- Active: September 1943 — May 1944
- Country: Ukraine
- Allegiance: Ukraine
- Type: partisan warfare
- Size: 1100
- Motto(s): Ukrainian: За створення Самостійної Соборної Української держави!, romanized: Za stvorennia Samostiinoi Sobornoi Ukrainskoi derzhavy, lit. 'For the creation of an independent, eclectic Ukrainian state'
- Engagements: Second World War

Commanders
- Notable commanders: Vasyl Shumka [uk]

= Bukovinian Ukrainian Self-Defense Army =

The Bukovinian Ukrainian Self-Defense Army (BUSA) (Буковинська українська самооборонна армія) was an underground armed formation consisting mainly of Ukrainians from Bukovina and Bessarabia during World War II. Its goal was to create an Independent Conciliar Ukrainian State.

== September 1943 – July 1944 ==
The first insurgent units, which were in fact ordinary village militias, appeared in Bukovina in autumn of 1943. However in August of that same year a wave of arrests of the OUN members swept through Bukovina, cutting off local insurgents' ties with the Organization.

In 1944 the first units of people's self-defense were created based on the OUN's formations in Bessarabia and Bukovina – they were named the Bukovinian Ukrainian Self-Defense Army (BUSA). BUSA operated mainly in the mountainous and lowland areas of Bukovina and Bessarabia. Vasyl Shumka, a village teacher with the pseudonym "Luhovyi", became the head of the army which numbered about a thousand people, mostly Ukrainians. As Bukovina was part of German-allied Romania at the time, the army's main activities were aimed at guerrilla warfare against small enemy units and propaganda among the local population. In early 1944, with the approach of the Soviet troops, BUSA started to work more closely with the OUN-UPA.

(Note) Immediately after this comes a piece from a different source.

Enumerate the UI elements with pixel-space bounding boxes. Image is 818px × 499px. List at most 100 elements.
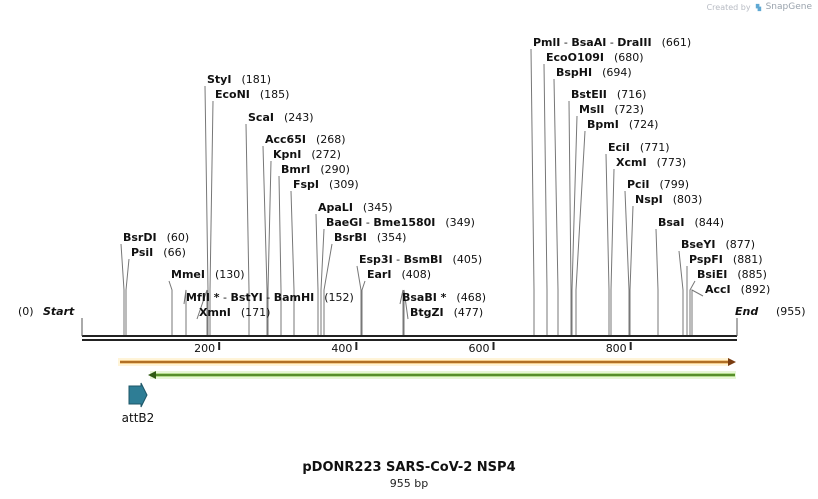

== July 1944 – May 1945 ==
In July 1944, BUSA commander V. Shumko entered into negotiations with the Germans without the permission of the Bukovinian and OUN Central Commands. For this, in early August, OUN units disarmed BUSA, and the commanders were shot. In September 1944, the remains of BUSA became the basis of the Bukovinian regiment of the Ukrainian Insurgent Army. The remnants of BUSA crossed the border after the retreating German troops, and later joined the 1st Ukrainian Kurin of the Ukrainian National Army.